Gavin Thornton: Hawaiʻi Appleseed co-director helps the poor, aims to untangle the state budget process

Shortly after graduating from the University of Virginia’s law school in 2002, while working as an attorney in Legal Aid Society of Hawaiʻi’s Kona office, Gavin Thornton discovered that the state had been overcharging public housing tenants for more than a decade. The dispute became Hawaiʻi Appleseed Center for Law & Economic Justice’s first case, with $2.3 million recovered on behalf of the renters.

These days, Thornton serves as a co-director of the Honolulu-based nonprofit that advocates on behalf of low-income individuals, families and communities. It endeavors to pinpoint underlying community problems by conducting research on housing, health, education, immigration and disability rights issues.

Among current efforts Thornton’s excited about: plans in the works to launch Appleseed’s “Hawaiʻi Budget & Policy Center,” which will conduct research and data analysis on our state budget and tax structure, providing findings to policy makers ever in need of reliable information to more efficiently and effectively address poverty and inequality matters, he said.

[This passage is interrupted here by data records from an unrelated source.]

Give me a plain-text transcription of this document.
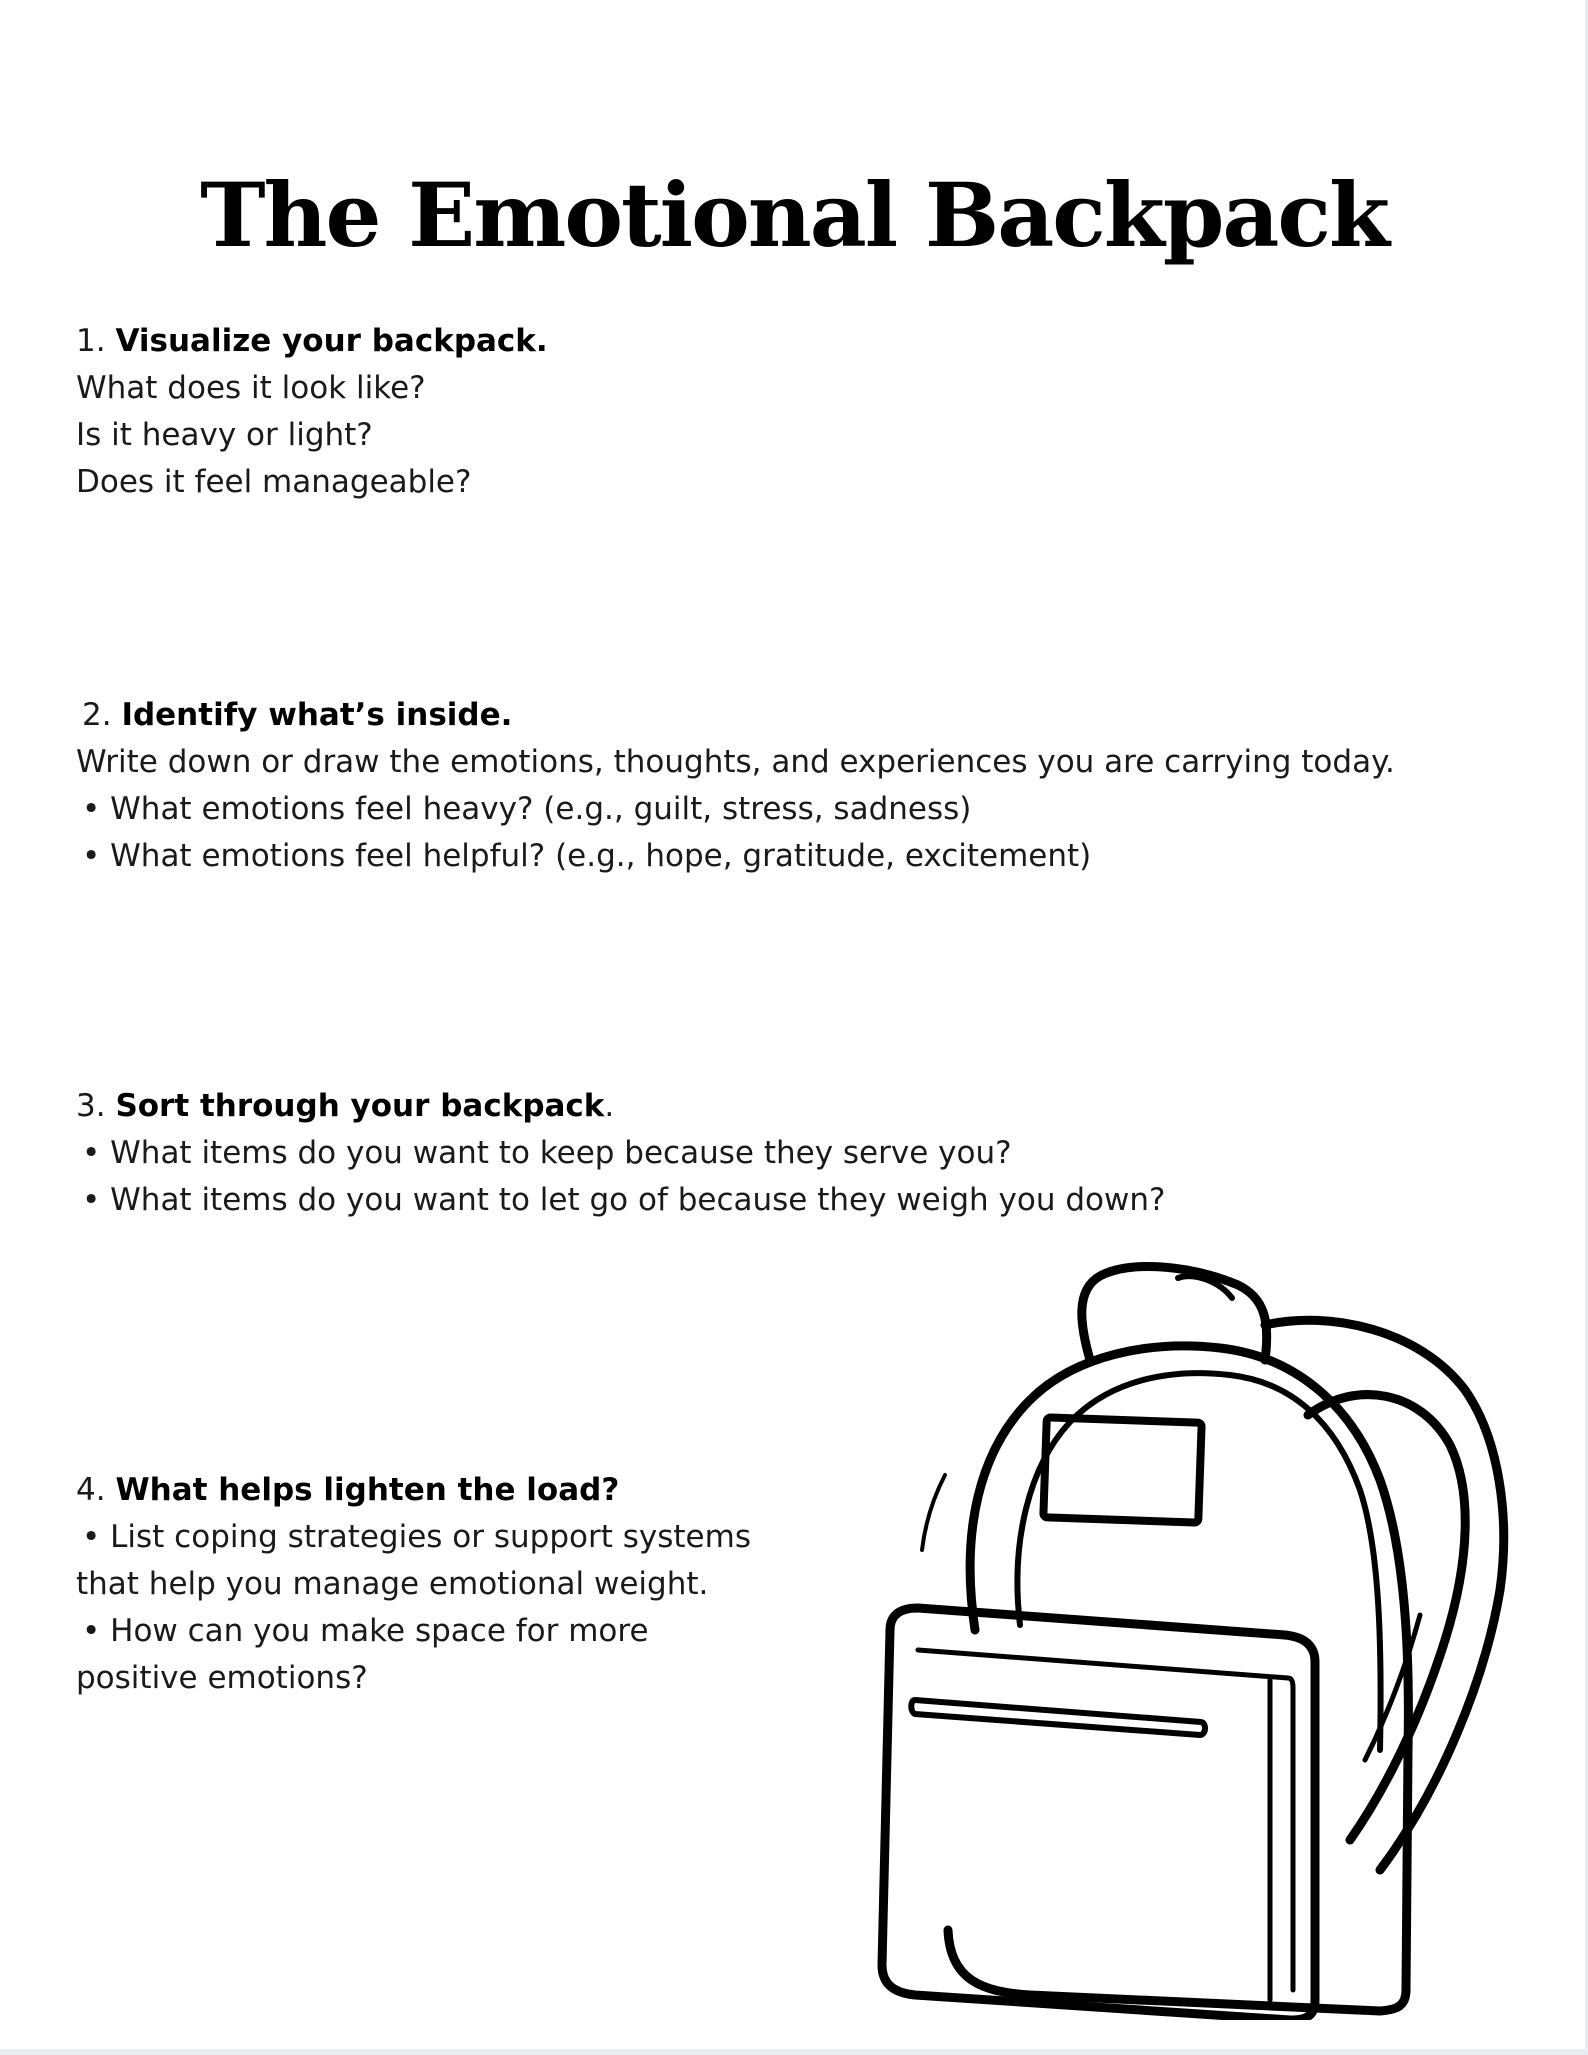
The Emotional Backpack
1. Visualize your backpack.
What does it look like?
Is it heavy or light?
Does it feel manageable?
2. Identify what’s inside.
Write down or draw the emotions, thoughts, and experiences you are carrying today.
• What emotions feel heavy? (e.g., guilt, stress, sadness)
• What emotions feel helpful? (e.g., hope, gratitude, excitement)
3. Sort through your backpack.
• What items do you want to keep because they serve you?
• What items do you want to let go of because they weigh you down?
4. What helps lighten the load?
• List coping strategies or support systems
that help you manage emotional weight.
• How can you make space for more
positive emotions?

“Good data and analysis underlies successful companies we’re all familiar with. That concept can be applied to governance, and the new budget center aims to dramatically increase Hawaiʻi’s capacity for data analysis focused on creating better public policy,” Thornton said.

In tandem with its Hawaiʻi Budget & Policy Center, which is slated to be up and running in 2018, Appleseed intends to release a budget primer. “It will look at the process used to create the budget—where the state gets its money, how it spends it, how we compare to other states, and how things have changed over time,” Thornton said.